Ein Zeitreisebericht einer 10. Klasse des eo.plauen in Plauen vom 11. bis 12. Juli 2022
Wir schreiben das Jahr 2045
Zehn Jahre ist es her, als eine globale Wirtschaftskrise die Welt erschüttert hat. Aufgrund von Überalterung und Fachkräftemangel war die Wirtschaft an den Rand des Zusammenbruchs geraten und großen Teilen der Bevölkerung drohte die Verarmung. Eingeschüchtert von der Aussicht, jeglichen Wohlstand zu verlieren, stimmten die meisten Menschen für eine neue politische Kraft, die sich am Gipfel der Krise formiert hatte: die Partei „Gleichheit für Alle (GfA)“.
Die GfA übernahm schnell die Macht und stellte alle Menschen auf die gleiche Stufe. Alle bekamen gleiche Rechte, gleiche Löhne und Gehälter, gleiche Häuser, gleiche Bildung und die gleiche Gesundheitsversorgung. Alles wurde von der Regierung vorgegeben, selbst welche Kleidung getragen, welche Nahrungsmittel verzehrt und welche Jobs ausgeübt werden sollen. Wenngleich dadurch beinahe jede soziale Ungleichheit abgeschafft wurde, entwickelte sich Deutschland schnell zur Diktatur.
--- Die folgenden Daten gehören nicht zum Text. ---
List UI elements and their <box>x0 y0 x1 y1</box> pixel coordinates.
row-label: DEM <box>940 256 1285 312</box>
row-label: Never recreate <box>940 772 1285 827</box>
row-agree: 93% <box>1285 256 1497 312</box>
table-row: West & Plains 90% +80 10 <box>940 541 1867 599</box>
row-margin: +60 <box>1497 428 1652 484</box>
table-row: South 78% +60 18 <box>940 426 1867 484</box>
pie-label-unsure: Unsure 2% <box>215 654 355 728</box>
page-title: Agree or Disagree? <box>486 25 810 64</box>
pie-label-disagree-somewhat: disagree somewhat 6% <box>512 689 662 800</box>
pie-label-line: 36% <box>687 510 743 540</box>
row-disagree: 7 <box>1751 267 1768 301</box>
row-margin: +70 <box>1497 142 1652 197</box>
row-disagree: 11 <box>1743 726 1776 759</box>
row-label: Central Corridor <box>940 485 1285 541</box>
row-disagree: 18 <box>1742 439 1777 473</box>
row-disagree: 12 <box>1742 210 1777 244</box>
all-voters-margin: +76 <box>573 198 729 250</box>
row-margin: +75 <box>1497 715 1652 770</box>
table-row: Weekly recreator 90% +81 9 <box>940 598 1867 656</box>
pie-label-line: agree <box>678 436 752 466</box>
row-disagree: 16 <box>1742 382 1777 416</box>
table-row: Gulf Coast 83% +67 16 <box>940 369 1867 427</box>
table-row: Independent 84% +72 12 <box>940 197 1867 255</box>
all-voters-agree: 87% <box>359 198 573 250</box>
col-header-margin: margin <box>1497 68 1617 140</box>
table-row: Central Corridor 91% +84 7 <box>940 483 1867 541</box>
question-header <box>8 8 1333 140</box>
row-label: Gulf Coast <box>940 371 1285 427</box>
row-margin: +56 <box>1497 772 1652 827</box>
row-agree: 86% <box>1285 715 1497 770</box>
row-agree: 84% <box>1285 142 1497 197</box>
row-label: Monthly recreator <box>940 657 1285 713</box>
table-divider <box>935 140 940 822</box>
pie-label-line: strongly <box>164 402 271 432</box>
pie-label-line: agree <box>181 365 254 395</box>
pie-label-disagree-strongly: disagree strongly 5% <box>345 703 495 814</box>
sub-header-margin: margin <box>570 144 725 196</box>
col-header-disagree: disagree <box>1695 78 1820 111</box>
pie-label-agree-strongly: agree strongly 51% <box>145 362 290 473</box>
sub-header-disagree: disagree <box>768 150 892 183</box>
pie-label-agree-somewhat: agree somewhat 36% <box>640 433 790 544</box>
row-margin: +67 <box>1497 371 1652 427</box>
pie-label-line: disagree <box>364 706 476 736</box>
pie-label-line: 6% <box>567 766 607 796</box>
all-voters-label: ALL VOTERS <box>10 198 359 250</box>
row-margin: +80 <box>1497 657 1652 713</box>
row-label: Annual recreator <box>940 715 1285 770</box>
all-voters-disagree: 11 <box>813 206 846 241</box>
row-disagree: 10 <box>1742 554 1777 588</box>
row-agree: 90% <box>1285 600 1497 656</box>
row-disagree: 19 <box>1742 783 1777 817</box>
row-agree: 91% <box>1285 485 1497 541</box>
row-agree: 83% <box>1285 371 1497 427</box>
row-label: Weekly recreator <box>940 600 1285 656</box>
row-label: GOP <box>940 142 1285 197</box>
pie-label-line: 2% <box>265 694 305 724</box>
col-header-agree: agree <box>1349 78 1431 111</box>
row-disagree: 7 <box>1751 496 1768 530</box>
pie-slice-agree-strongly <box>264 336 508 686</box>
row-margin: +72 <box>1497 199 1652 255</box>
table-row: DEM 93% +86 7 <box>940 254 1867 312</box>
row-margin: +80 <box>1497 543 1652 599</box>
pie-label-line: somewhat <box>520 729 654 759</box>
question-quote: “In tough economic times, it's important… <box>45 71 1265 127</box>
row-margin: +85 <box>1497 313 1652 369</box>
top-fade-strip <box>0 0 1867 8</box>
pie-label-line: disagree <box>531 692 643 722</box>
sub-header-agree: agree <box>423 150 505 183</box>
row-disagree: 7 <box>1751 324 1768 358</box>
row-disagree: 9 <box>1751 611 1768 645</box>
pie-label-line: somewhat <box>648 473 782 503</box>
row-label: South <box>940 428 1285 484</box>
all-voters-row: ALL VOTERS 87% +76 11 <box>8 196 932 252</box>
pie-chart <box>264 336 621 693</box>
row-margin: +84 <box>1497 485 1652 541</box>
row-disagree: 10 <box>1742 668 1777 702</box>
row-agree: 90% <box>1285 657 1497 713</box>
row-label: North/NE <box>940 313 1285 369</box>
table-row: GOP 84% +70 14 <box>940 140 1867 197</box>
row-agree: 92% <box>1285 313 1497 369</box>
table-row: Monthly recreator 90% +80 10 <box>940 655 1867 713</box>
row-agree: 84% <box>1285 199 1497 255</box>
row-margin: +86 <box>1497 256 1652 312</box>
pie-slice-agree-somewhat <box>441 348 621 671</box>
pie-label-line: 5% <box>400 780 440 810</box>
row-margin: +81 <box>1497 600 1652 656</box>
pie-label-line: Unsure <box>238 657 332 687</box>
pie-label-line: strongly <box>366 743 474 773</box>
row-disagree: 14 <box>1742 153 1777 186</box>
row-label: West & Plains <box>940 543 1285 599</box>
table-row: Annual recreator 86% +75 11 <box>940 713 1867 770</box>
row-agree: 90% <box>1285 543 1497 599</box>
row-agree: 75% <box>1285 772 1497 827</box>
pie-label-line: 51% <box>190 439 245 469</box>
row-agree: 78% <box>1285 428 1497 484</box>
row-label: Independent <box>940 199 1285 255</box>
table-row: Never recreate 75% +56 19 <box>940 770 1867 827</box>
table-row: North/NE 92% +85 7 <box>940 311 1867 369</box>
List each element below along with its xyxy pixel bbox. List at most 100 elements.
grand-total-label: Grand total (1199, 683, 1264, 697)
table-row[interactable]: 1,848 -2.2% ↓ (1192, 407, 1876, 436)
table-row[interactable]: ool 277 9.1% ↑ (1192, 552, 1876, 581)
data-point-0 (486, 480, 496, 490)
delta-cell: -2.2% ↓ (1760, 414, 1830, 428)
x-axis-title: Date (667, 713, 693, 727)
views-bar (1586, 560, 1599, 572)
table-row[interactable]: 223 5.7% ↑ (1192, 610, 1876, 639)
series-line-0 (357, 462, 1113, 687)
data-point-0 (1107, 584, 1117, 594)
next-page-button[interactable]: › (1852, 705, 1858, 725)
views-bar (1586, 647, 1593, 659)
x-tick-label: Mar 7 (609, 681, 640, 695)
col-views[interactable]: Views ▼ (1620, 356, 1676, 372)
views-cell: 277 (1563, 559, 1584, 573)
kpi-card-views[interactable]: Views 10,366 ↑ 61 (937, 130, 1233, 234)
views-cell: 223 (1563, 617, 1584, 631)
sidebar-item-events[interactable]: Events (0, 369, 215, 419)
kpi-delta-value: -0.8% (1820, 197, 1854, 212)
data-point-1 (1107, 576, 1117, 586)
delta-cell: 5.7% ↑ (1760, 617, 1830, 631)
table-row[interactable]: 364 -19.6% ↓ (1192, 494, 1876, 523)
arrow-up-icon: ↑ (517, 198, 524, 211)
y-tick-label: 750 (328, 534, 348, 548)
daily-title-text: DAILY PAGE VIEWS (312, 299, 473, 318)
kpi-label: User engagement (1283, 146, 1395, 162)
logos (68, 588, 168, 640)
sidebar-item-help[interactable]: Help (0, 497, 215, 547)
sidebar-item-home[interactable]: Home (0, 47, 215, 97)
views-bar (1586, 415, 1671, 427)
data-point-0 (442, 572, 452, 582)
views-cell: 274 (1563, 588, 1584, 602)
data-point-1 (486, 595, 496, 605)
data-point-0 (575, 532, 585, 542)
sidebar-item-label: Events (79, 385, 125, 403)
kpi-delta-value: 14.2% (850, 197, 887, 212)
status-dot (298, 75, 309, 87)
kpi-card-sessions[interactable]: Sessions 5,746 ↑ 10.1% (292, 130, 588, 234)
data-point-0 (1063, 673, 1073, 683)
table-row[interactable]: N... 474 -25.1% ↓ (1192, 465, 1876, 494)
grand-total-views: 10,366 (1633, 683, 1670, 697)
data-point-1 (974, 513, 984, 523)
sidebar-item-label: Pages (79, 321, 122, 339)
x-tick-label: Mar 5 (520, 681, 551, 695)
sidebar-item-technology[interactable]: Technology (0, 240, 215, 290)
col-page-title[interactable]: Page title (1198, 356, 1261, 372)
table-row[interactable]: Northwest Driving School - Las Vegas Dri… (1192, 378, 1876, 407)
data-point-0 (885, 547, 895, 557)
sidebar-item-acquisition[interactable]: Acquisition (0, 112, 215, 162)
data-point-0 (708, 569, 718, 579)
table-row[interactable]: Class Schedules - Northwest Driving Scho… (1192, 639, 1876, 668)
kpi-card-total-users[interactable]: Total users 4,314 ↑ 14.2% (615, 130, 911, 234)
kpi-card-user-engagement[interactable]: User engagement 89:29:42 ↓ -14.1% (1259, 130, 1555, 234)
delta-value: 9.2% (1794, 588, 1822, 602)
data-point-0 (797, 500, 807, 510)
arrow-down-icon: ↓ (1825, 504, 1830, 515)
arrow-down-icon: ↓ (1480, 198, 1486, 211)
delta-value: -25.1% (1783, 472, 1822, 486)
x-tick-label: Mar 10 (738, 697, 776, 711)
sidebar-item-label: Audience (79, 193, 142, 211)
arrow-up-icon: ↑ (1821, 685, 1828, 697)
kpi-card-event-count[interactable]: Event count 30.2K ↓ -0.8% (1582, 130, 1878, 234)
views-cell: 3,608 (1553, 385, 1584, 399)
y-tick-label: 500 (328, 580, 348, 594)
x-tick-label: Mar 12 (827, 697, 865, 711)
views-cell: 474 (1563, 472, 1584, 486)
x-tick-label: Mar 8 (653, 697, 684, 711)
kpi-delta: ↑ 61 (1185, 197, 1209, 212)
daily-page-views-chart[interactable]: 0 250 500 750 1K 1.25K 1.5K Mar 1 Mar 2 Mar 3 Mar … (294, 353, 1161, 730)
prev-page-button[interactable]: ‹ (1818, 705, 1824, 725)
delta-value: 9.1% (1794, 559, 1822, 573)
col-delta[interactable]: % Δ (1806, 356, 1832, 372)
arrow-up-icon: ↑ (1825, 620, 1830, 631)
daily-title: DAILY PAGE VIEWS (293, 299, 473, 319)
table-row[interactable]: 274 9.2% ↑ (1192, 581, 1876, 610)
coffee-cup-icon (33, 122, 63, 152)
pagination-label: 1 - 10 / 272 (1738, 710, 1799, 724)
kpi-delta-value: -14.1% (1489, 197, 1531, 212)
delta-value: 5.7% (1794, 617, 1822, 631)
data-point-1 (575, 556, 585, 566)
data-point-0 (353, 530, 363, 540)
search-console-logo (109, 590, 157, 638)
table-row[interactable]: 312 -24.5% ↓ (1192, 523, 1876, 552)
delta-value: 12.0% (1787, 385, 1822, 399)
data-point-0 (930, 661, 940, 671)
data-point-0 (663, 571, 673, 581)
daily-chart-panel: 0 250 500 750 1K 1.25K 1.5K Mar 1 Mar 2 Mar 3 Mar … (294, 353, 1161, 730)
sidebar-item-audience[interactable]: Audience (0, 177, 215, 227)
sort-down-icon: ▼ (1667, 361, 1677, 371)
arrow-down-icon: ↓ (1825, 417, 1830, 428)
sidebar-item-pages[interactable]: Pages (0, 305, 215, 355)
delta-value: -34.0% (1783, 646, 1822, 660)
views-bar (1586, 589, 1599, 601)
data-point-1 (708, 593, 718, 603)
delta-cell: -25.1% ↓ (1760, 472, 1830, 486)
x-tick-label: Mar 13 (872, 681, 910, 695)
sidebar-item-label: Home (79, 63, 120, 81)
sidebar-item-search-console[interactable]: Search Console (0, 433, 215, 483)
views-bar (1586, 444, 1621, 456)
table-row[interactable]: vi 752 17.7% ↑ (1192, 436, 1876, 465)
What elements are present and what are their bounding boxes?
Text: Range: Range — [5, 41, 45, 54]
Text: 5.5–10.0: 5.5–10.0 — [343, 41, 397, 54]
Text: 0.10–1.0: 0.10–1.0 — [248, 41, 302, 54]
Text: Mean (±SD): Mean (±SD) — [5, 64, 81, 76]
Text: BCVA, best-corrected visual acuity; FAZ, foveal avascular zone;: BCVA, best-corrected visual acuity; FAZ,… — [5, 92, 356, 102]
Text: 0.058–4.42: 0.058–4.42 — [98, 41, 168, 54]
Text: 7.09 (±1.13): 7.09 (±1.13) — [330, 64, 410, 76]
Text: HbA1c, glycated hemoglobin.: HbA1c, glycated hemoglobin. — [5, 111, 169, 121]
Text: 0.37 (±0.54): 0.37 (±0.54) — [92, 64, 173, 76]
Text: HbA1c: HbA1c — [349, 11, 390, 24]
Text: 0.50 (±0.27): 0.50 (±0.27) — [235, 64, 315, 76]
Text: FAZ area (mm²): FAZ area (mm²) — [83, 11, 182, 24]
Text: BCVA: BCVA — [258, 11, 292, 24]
Zu Beginn waren die Menschen zufrieden mit der Herrschaft der GfA und hatten das Gefühl, jeder arbeite für das gleiche Ziel, nämlich die perfekte Gesellschaft ohne Hunger, Armut oder Unsicherheit. Doch diese Harmonie währte nicht lange. Die GfA begann, die Bevölkerung mittels moderner Überwachungstechnologie wie Drohnen und Chips zu kontrollieren. Jeder Bürger musste sich einen Chip implantieren lassen, der das Bezahlen, die Erfassung der Arbeitszeit oder die Messung von Vitalwerten vornimmt. Inzwischen unterdrückt die GfA in der Bevölkerung jeden noch so kleinen Ausdruck von Individualität, die sie als Vorbote neuer sozialer Ungleichheit und wirtschaftlicher Krisen sieht. Die wachsende Unzufriedenheit der Menschen mit dem autoritären Regierungsstil hat dazu geführt, dass sich im Untergrund eine Revolutionsarmee gebildet hat, die stetig wächst und Pläne für einen Umsturz hegt.
Eine Szene, die sich im Jahre 2045 zugetragen hat…
1. Akt: Auf Arbeit
Zwei Arbeiter treffen sich in ihrer Mittagspause und unterhalten sich.
Arbeiter: Hallo, wie geht es dir?
Arbeiterin: Nicht so gut, leider.
Arbeiter: Wieso, was ist passiert?
Arbeiterin: Eines meiner Kinder ist gestorben…
Arbeiter: Oh nein, das tut mir so leid!
Arbeiterin: Ja, das war diese verdammte GfA! Die Polizei hat meinen Sohn und seine Freunde dabei erwischt, wie sie eine Wand besprüht haben. Mein Sohn ist weggerannt und sie haben sofort auf ihn geschossen… Ich bin am Boden zerstört.
Arbeiter: Das ist ja schrecklich!
Arbeiterin: Ich kann das alles nicht mehr. Ich kann nicht mehr für dieses Regime schuften. Ich will hier nur noch weg. Komm mit mir, wir flüchten!
Arbeiter: Pssst! Das darfst du nicht sagen, die hören doch die ganze Zeit zu!
Sofort ertönt ein Alarmsignal und eine Durchsage ertönt, die alle Arbeiter im Pausenraum ermahnt, ihren Platz nicht zu verlassen. Kurz danach kommen zwei Wachen in den Raum gestürmt.
Wache 1: Arbeiter mit der Kennnummer L23! Sie sind ein Ausbrecher! Sie sind festgenommen wegen umstürzlerischer Bestrebungen!
Arbeiterin: Nein, nein, lassen Sie mich los!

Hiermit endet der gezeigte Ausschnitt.